For each agent $$i\in\{1,\ldots,n\}$$, the iterate sequence $$\{x_k^i\}$$ converges linearly with rate $$\rho$$ to the average signal $$u_k^\text{avg}$$ if the input signals $$\{u_k^i\}$$ are constant.

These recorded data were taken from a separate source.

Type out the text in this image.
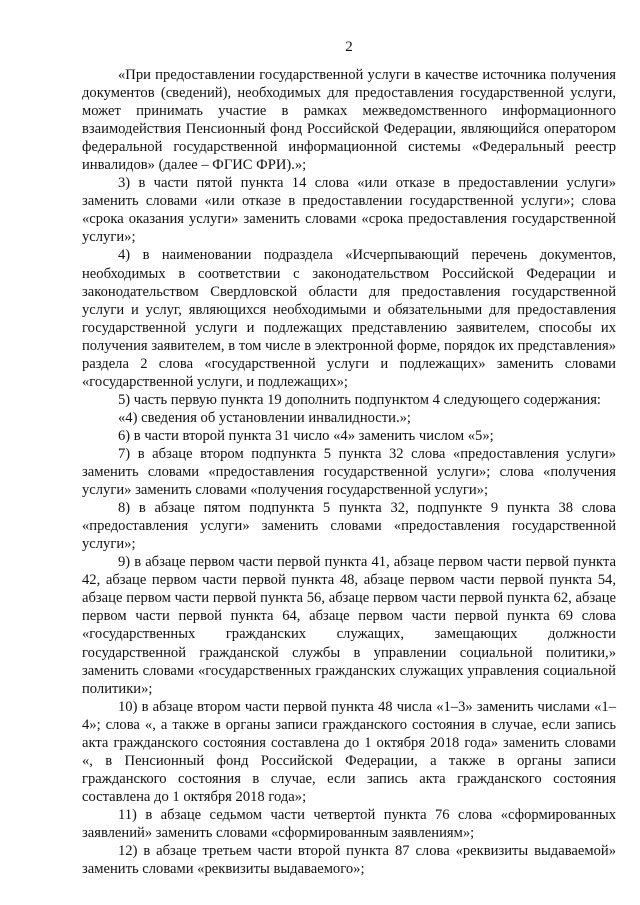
2

«При предоставлении государственной услуги в качестве источника получения документов (сведений), необходимых для предоставления государственной услуги, может принимать участие в рамках межведомственного информационного взаимодействия Пенсионный фонд Российской Федерации, являющийся оператором федеральной государственной информационной системы «Федеральный реестр инвалидов» (далее – ФГИС ФРИ).»;

3) в части пятой пункта 14 слова «или отказе в предоставлении услуги» заменить словами «или отказе в предоставлении государственной услуги»; слова «срока оказания услуги» заменить словами «срока предоставления государственной услуги»;

4) в наименовании подраздела «Исчерпывающий перечень документов, необходимых в соответствии с законодательством Российской Федерации и законодательством Свердловской области для предоставления государственной услуги и услуг, являющихся необходимыми и обязательными для предоставления государственной услуги и подлежащих представлению заявителем, способы их получения заявителем, в том числе в электронной форме, порядок их представления» раздела 2 слова «государственной услуги и подлежащих» заменить словами «государственной услуги, и подлежащих»;

5) часть первую пункта 19 дополнить подпунктом 4 следующего содержания:

«4) сведения об установлении инвалидности.»;

6) в части второй пункта 31 число «4» заменить числом «5»;

7) в абзаце втором подпункта 5 пункта 32 слова «предоставления услуги» заменить словами «предоставления государственной услуги»; слова «получения услуги» заменить словами «получения государственной услуги»;

8) в абзаце пятом подпункта 5 пункта 32, подпункте 9 пункта 38 слова «предоставления услуги» заменить словами «предоставления государственной услуги»;

9) в абзаце первом части первой пункта 41, абзаце первом части первой пункта 42, абзаце первом части первой пункта 48, абзаце первом части первой пункта 54, абзаце первом части первой пункта 56, абзаце первом части первой пункта 62, абзаце первом части первой пункта 64, абзаце первом части первой пункта 69 слова «государственных гражданских служащих, замещающих должности государственной гражданской службы в управлении социальной политики,» заменить словами «государственных гражданских служащих управления социальной политики»;

10) в абзаце втором части первой пункта 48 числа «1–3» заменить числами «1–4»; слова «, а также в органы записи гражданского состояния в случае, если запись акта гражданского состояния составлена до 1 октября 2018 года» заменить словами «, в Пенсионный фонд Российской Федерации, а также в органы записи гражданского состояния в случае, если запись акта гражданского состояния составлена до 1 октября 2018 года»;

11) в абзаце седьмом части четвертой пункта 76 слова «сформированных заявлений» заменить словами «сформированным заявлениям»;

12) в абзаце третьем части второй пункта 87 слова «реквизиты выдаваемой» заменить словами «реквизиты выдаваемого»;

Accelerated Proportional Integral Estimator

Given initial conditions $$p_{-1}^i,p_0^i,q_{-1}^i,q_0^i\in\mathbb{R}$$ for $$i\in\{1,\ldots,n\}$$, the Accelerated Proportional Integral Estimator is given by the iteration

\begin{aligned} q_{k+1}^i &= 2\,\rho\,q_k^i - \rho^2\,q_{k-1}^i + k_p \sum_{j=1}^n a_{ij}\,\bigl((x_k^i-x_k^j)+(p_k^i-p_k^j)\bigr) \\ p_{k+1}^i &= (1+\rho^2)\,p_k^i - \rho^2\,p_{k-1}^i + k_I \sum_{j=1}^n a_{ij}\,(x_k^i-x_k^j) \\ x_k^i &= u_k^i - q_k^i \end{aligned}

where the stepsizes are

\begin{aligned} k_I &= \frac{(1-\rho)^2}{\lambda_\text{min}} & k_p &= \beta\,k_I & \end{aligned}

and the convergence rate is

\begin{aligned} \rho = \begin{cases} \rho_1, & 1\leq \kappa\leq (1+\sqrt{2})/2 \\ \rho_2, & (1+\sqrt{2})/2\leq \kappa \end{cases} \end{aligned}

with

\begin{aligned} \rho_1 &= \frac{1-\beta-2\,(1-\sqrt{\beta})}{1-\beta} \\ \rho_2 &= \frac{4-\beta+4\,(1-\sqrt{4-\beta})}{\beta} \end{aligned}

where $$\beta = 2+(2\sqrt{\kappa\,(\kappa-1)}-1)/\kappa$$.

For each agent $$i\in\{1,\ldots,n\}$$, the iterate sequence $$\{x_k^i\}$$ converges linearly with rate $$\rho$$ to the average signal $$u_k^\text{avg}$$ if the input signals $$\{u_k^i\}$$ are constant.